The difference between nationality/ethnicity and just sense of belonging can be quite odd when one is used to more well-defined borders or differences between peoples.
This is the answer right here.
Here, via Wikipedia, is a
1916 map of Polish populations across Ukraine and Belarus. Dark red signifies areas where Poles were the majority of the population (>50%), lighter red indicates a significant Polish minority (>10%), and white indicates marginal Polish populations (<10%). Even there, however, if you zoom in, you can see the exact percentage.
So, first and foremost, these were ethnically mixed areas. But even that does not adequately describe the situation, as the ethnic divide itself was blurred. Poles were disproportionately the economic elite of the region (
szlachta), and it was not uncommon for someone to ascend up the economic ladder and subsequently adopt Polish language and culture, especially prior to the emergence of the Ukrainian nationalist movement. Yet even those with long 'Polish' lineages were themselves often cognizant of their non-Polish origins and of the fact that they had more in common with their Ukrainian/Belarusian neighbours than the Polish elite in Warsaw and Krakow. This is how the leader of the interwar Polish Republic,
Józef Piłsudski, could call himself "Lithuanian" and see no contradiction in his fervently Polish patriotism.
Besides class, religion was the other major divide in these areas, with Ukrainians being generally Russian Orthodox or
Greek Catholic, Belarusians primarily Russian Orthodox (the Tsar having dismantled the
Belarusian Uniate church in the 1830s), and Poles -- of course -- Roman Catholic. For those who were unfamiliar or unattached with the idea of a nation, which we forget is a rather recent development (large parts of Eastern Ukraine and Belarus, in particular, had no such concept sometimes as late as the 1920s), religion (the more important identifier in their lives) frequently became synonymous with it. Thus, for example, a Belarusian in the 1920s could insist in fluent Belarusian to a Soviet ethnographer that he was "Russian" (because he was an Orthodox Christian).
Funnily enough, that is an exact parallel to how Wayne Gretzky's grandmother, Mary Gretzky, defined her roots in an interview to a Ukrainian diaspora magazine in 1982 (
link, see: pg. 9):
Mary Gretzky, 78, answered my questions politely and clearly, providing a condensed account of her life. Born Maria Khodenetsky (or Khodenetski) in the village of Panovychi near Pidhaіtsі in the Stanislaviv (now Ivano-Frankivske) region of western Ukraine, she came to Canada at the age of 27 and married Tony Gretzky... Speaking in Slavic-accented English, Mary Gretzky gave Polish pronunciations to the names of her village (Раnowice) and nearby towns...

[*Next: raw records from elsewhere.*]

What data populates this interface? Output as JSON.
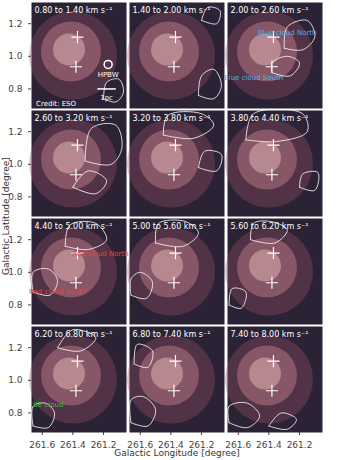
{
  "chart_data": {
    "type": "channel_map",
    "x_label": "Galactic Longitude [degree]",
    "y_label": "Galactic Latitude [degree]",
    "xlim": [
      261.67,
      261.05
    ],
    "ylim": [
      0.68,
      1.33
    ],
    "xticks": [
      261.6,
      261.4,
      261.2
    ],
    "yticks": [
      0.8,
      {
        "value": 1.0,
        "label": "1.0"
      },
      1.2
    ],
    "color": "#ffffff",
    "marker": "plus",
    "markers": [
      {
        "l": 261.37,
        "b": 1.118
      },
      {
        "l": 261.38,
        "b": 0.936
      }
    ],
    "panels": [
      {
        "label": "0.80 to 1.40 km s⁻¹",
        "contours": [
          [
            [
              261.2,
              0.74
            ],
            [
              261.12,
              0.72
            ],
            [
              261.07,
              0.78
            ],
            [
              261.1,
              0.86
            ],
            [
              261.18,
              0.84
            ],
            [
              261.2,
              0.74
            ]
          ]
        ],
        "beam": {
          "l": 261.17,
          "b": 0.95
        },
        "scale_bar": {
          "l": [
            261.24,
            261.12
          ],
          "b": 0.8
        },
        "annotations": [
          {
            "text": "HPBW",
            "l": 261.17,
            "b": 0.885,
            "color": "#ffffff"
          },
          {
            "text": "1pc",
            "l": 261.18,
            "b": 0.745,
            "color": "#ffffff"
          },
          {
            "text": "Credit: ESO",
            "l": 261.51,
            "b": 0.71,
            "color": "#ffffff"
          }
        ]
      },
      {
        "label": "1.40 to 2.00 km s⁻¹",
        "contours": [
          [
            [
              261.22,
              0.76
            ],
            [
              261.12,
              0.74
            ],
            [
              261.07,
              0.82
            ],
            [
              261.12,
              0.92
            ],
            [
              261.2,
              0.88
            ],
            [
              261.22,
              0.76
            ]
          ],
          [
            [
              261.2,
              1.22
            ],
            [
              261.1,
              1.2
            ],
            [
              261.08,
              1.28
            ],
            [
              261.16,
              1.3
            ],
            [
              261.2,
              1.22
            ]
          ]
        ],
        "annotations": []
      },
      {
        "label": "2.00 to 2.60 km s⁻¹",
        "contours": [
          [
            [
              261.3,
              1.05
            ],
            [
              261.18,
              1.04
            ],
            [
              261.1,
              1.12
            ],
            [
              261.15,
              1.22
            ],
            [
              261.28,
              1.18
            ],
            [
              261.3,
              1.05
            ]
          ],
          [
            [
              261.38,
              0.9
            ],
            [
              261.26,
              0.88
            ],
            [
              261.2,
              0.96
            ],
            [
              261.28,
              1.0
            ],
            [
              261.38,
              0.96
            ],
            [
              261.38,
              0.9
            ]
          ]
        ],
        "annotations": [
          {
            "text": "Blue cloud North",
            "l": 261.28,
            "b": 1.145,
            "color": "#41b6e6"
          },
          {
            "text": "Blue cloud South",
            "l": 261.5,
            "b": 0.87,
            "color": "#41b6e6"
          }
        ]
      },
      {
        "label": "2.60 to 3.20 km s⁻¹",
        "contours": [
          [
            [
              261.32,
              1.02
            ],
            [
              261.15,
              1.0
            ],
            [
              261.08,
              1.1
            ],
            [
              261.12,
              1.24
            ],
            [
              261.28,
              1.22
            ],
            [
              261.32,
              1.02
            ]
          ],
          [
            [
              261.4,
              0.86
            ],
            [
              261.25,
              0.82
            ],
            [
              261.18,
              0.9
            ],
            [
              261.3,
              0.96
            ],
            [
              261.4,
              0.86
            ]
          ]
        ],
        "annotations": []
      },
      {
        "label": "3.20 to 3.80 km s⁻¹",
        "contours": [
          [
            [
              261.45,
              1.18
            ],
            [
              261.25,
              1.16
            ],
            [
              261.12,
              1.24
            ],
            [
              261.2,
              1.31
            ],
            [
              261.42,
              1.3
            ],
            [
              261.45,
              1.18
            ]
          ],
          [
            [
              261.22,
              0.98
            ],
            [
              261.1,
              0.96
            ],
            [
              261.07,
              1.06
            ],
            [
              261.18,
              1.08
            ],
            [
              261.22,
              0.98
            ]
          ]
        ],
        "annotations": []
      },
      {
        "label": "3.80 to 4.40 km s⁻¹",
        "contours": [
          [
            [
              261.55,
              1.15
            ],
            [
              261.35,
              1.14
            ],
            [
              261.15,
              1.2
            ],
            [
              261.18,
              1.31
            ],
            [
              261.5,
              1.31
            ],
            [
              261.55,
              1.15
            ]
          ],
          [
            [
              261.2,
              0.86
            ],
            [
              261.1,
              0.84
            ],
            [
              261.08,
              0.95
            ],
            [
              261.18,
              0.94
            ],
            [
              261.2,
              0.86
            ]
          ]
        ],
        "annotations": []
      },
      {
        "label": "4.40 to 5.00 km s⁻¹",
        "contours": [
          [
            [
              261.45,
              1.16
            ],
            [
              261.3,
              1.14
            ],
            [
              261.18,
              1.2
            ],
            [
              261.25,
              1.3
            ],
            [
              261.42,
              1.29
            ],
            [
              261.45,
              1.16
            ]
          ],
          [
            [
              261.66,
              0.88
            ],
            [
              261.55,
              0.86
            ],
            [
              261.5,
              0.95
            ],
            [
              261.56,
              1.02
            ],
            [
              261.66,
              1.0
            ],
            [
              261.66,
              0.88
            ]
          ]
        ],
        "annotations": [
          {
            "text": "Red cloud North",
            "l": 261.22,
            "b": 1.115,
            "color": "#e8423c"
          },
          {
            "text": "Red cloud South",
            "l": 261.5,
            "b": 0.88,
            "color": "#e8423c"
          }
        ]
      },
      {
        "label": "5.00 to 5.60 km s⁻¹",
        "contours": [
          [
            [
              261.5,
              1.18
            ],
            [
              261.32,
              1.16
            ],
            [
              261.22,
              1.24
            ],
            [
              261.3,
              1.31
            ],
            [
              261.48,
              1.3
            ],
            [
              261.5,
              1.18
            ]
          ],
          [
            [
              261.66,
              0.86
            ],
            [
              261.56,
              0.84
            ],
            [
              261.52,
              0.94
            ],
            [
              261.6,
              1.0
            ],
            [
              261.66,
              0.96
            ],
            [
              261.66,
              0.86
            ]
          ]
        ],
        "annotations": []
      },
      {
        "label": "5.60 to 6.20 km s⁻¹",
        "contours": [
          [
            [
              261.52,
              1.2
            ],
            [
              261.36,
              1.18
            ],
            [
              261.28,
              1.26
            ],
            [
              261.38,
              1.31
            ],
            [
              261.5,
              1.3
            ],
            [
              261.52,
              1.2
            ]
          ],
          [
            [
              261.66,
              0.8
            ],
            [
              261.58,
              0.78
            ],
            [
              261.55,
              0.88
            ],
            [
              261.64,
              0.9
            ],
            [
              261.66,
              0.8
            ]
          ]
        ],
        "annotations": []
      },
      {
        "label": "6.20 to 6.80 km s⁻¹",
        "contours": [
          [
            [
              261.66,
              0.72
            ],
            [
              261.56,
              0.71
            ],
            [
              261.52,
              0.8
            ],
            [
              261.58,
              0.86
            ],
            [
              261.66,
              0.84
            ],
            [
              261.66,
              0.72
            ]
          ],
          [
            [
              261.5,
              1.2
            ],
            [
              261.35,
              1.18
            ],
            [
              261.25,
              1.26
            ],
            [
              261.4,
              1.31
            ],
            [
              261.5,
              1.2
            ]
          ]
        ],
        "annotations": [
          {
            "text": "SE cloud",
            "l": 261.56,
            "b": 0.85,
            "color": "#3cbf3c"
          }
        ]
      },
      {
        "label": "6.80 to 7.40 km s⁻¹",
        "contours": [
          [
            [
              261.66,
              0.74
            ],
            [
              261.55,
              0.72
            ],
            [
              261.5,
              0.82
            ],
            [
              261.58,
              0.9
            ],
            [
              261.66,
              0.88
            ],
            [
              261.66,
              0.74
            ]
          ],
          [
            [
              261.64,
              1.1
            ],
            [
              261.55,
              1.08
            ],
            [
              261.52,
              1.18
            ],
            [
              261.62,
              1.22
            ],
            [
              261.64,
              1.1
            ]
          ]
        ],
        "annotations": []
      },
      {
        "label": "7.40 to 8.00 km s⁻¹",
        "contours": [
          [
            [
              261.66,
              0.74
            ],
            [
              261.54,
              0.71
            ],
            [
              261.46,
              0.78
            ],
            [
              261.54,
              0.86
            ],
            [
              261.66,
              0.84
            ],
            [
              261.66,
              0.74
            ]
          ],
          [
            [
              261.4,
              0.72
            ],
            [
              261.28,
              0.7
            ],
            [
              261.22,
              0.76
            ],
            [
              261.32,
              0.8
            ],
            [
              261.4,
              0.72
            ]
          ]
        ],
        "annotations": []
      }
    ]
  }
}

Mrs. Gretzky said she speaks Ukrainian and Polish, and (I think I understood her correctly) that Ukrainian was the language used in the Khodenetsky home in the old country. When I suggested that she might be Ukrainian, she demurred, pointing out, "No, no, I am Catholic, I'm Polish."
(tl;dr) In other words, in a case of the family like the Gretzky's, it is complicated. I suppose you could say they are ethnically Ukrainian, but culturally Polish. But most Poles don't -- of course -- speak Ukrainian as their mother tongue and most Ukrainians don't identify as Poles or use the Polish name for their hometown. They are a relic of an age where national identity in this part of Europe was far more fluid.
(Note: There is little that I could find on Gretzky's father, Anthony (Tony). In the interview linked above, Mary describes her by then-late husband as being "from White Russia," but then wrongly clarifies that he is from "Ukraine." White Russia and his birthplace, Grodno, are obviously not in Ukraine. But Ukrainian and Belarusian are very close languages, and even Ukrainian and Polish are relatively mutually intelligible, especially with familiarity. A linguist, if there is one on this board, is welcome to correct me if I'm wrong, but it seems possible that Gretzky's grandparents could have understood each other quite well, and that Walter's "Ukrainian," which he
awoke speaking after his brain aneurysm, was in fact Ukrainian with some degree of Polish and Belarusian admixture).